In January 2026, prior to the passage of the bill into law, the South Carolina Department of Revenue (SCDOR) published guidance requiring, for the very first time, a taxpayer to prove that an abandoned building had an income-producing use before the required five-year period of abandonment began. In the same guidance, SCDOR also appeared to take the position that many buildings owned by governmental entities would not be eligible unless they exceeded 50,000 square feet under the statutory definition of a "state-owned abandoned building." This prior income-producing use requirement and the 50,000 square foot minimum threatened to severely limit eligibility for many types of buildings, including those owned and operated by nonprofit organizations before abandonment and those owned by governmental entities at any time in the past. The January guidance was concerning because the marketplace had come to expect that such buildings could be eligible if they otherwise met the statutory requirements.

To address the prior income-producing use issue, the bill clarifies the statutory definition of abandoned building by removing all references to "income producing" and "business" and by substituting "unoccupied" for "closed." As a result, a building now qualifies if "at least sixty-six percent of the space…has been unoccupied continuously or otherwise nonoperational for a period of at least five years" measured from the time the taxpayer files its notice of intent to rehabilitate with SCDOR. To be eligible, the statute still requires an abandoned building to be put to an income-producing use post-rehabilitation, but the statute no longer references any historical income-producing use.

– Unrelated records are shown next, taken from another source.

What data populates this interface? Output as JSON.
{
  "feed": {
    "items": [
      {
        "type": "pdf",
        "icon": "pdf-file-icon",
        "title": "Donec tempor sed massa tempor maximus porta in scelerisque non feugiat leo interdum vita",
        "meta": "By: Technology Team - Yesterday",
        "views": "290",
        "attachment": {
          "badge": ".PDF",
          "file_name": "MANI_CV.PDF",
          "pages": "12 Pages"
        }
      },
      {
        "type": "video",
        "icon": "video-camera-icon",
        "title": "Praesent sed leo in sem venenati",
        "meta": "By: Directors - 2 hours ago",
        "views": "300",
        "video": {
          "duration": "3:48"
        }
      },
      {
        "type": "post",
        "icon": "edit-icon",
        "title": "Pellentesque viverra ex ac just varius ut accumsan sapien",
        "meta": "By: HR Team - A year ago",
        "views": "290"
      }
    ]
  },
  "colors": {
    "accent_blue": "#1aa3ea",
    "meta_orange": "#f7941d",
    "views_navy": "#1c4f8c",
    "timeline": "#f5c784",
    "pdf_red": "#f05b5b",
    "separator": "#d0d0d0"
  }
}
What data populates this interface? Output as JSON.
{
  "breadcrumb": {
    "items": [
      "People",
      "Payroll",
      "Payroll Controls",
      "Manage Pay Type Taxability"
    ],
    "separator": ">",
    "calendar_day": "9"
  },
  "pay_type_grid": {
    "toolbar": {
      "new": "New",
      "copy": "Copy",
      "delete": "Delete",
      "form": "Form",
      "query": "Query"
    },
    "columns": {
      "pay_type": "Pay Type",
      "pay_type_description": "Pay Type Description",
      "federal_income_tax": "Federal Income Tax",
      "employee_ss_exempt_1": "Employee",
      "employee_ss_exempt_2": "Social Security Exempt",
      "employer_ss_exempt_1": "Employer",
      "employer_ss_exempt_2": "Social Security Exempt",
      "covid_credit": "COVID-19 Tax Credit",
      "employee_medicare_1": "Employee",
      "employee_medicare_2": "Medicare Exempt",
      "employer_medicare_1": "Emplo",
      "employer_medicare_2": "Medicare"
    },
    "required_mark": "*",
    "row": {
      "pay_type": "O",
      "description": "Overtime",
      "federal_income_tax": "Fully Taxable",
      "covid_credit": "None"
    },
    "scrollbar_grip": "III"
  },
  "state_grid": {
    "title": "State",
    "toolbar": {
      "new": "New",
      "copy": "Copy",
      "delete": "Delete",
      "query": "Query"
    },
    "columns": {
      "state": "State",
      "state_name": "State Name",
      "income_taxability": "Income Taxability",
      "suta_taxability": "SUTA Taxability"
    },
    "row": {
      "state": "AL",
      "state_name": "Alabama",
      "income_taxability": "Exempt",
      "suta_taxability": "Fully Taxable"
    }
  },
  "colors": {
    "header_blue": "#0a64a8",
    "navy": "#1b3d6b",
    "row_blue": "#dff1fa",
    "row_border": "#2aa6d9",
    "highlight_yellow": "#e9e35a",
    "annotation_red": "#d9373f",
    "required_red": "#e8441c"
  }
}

To further address the eligibility of governmentally owned buildings, the bill removed all references to "state-owned abandoned buildings," including the 50,000 square foot minimum from the statute. Consequently, all buildings in the state, regardless of ownership, are subject to the same eligibility rules going forward.

Notice of Intent Timing

In order to receive the credit, developers and others are required to file a notice of intent with SCDOR about their plans to redevelop these types of properties. The bill makes it clear that when a filing party submits a notice of intent before building permits are pulled, then all their eligible rehabilitation expenses qualify for the tax credit. This is an important change since developers spend a significant amount before a project goes vertical on design, site remediation, and other project needs. This change also brings SCDOR’s policy for the abandoned building tax credit into alignment with its policy for the textile revitalization tax credit.

Loan Collateralization Restrictions

The statute now prohibits the abandoned building tax credits from being used as collateral for a loan. However, standard loan structures used in tax credit transactions involve pledges of equity contributions, membership interests, and other property, not the tax credits directly, and are not impacted by this change.

Final Takeaway for Developers Going Forward

The May 19 passage of Senate Bill 853 provides developers and others in the real estate industry with updated guidance on utilizing South Carolina’s abandoned building tax credit program. Developers that have a project that could benefit from these tax credits should consider partnering with outside counsel on questions of eligibility, calculation of potential tax credits, and ongoing compliance.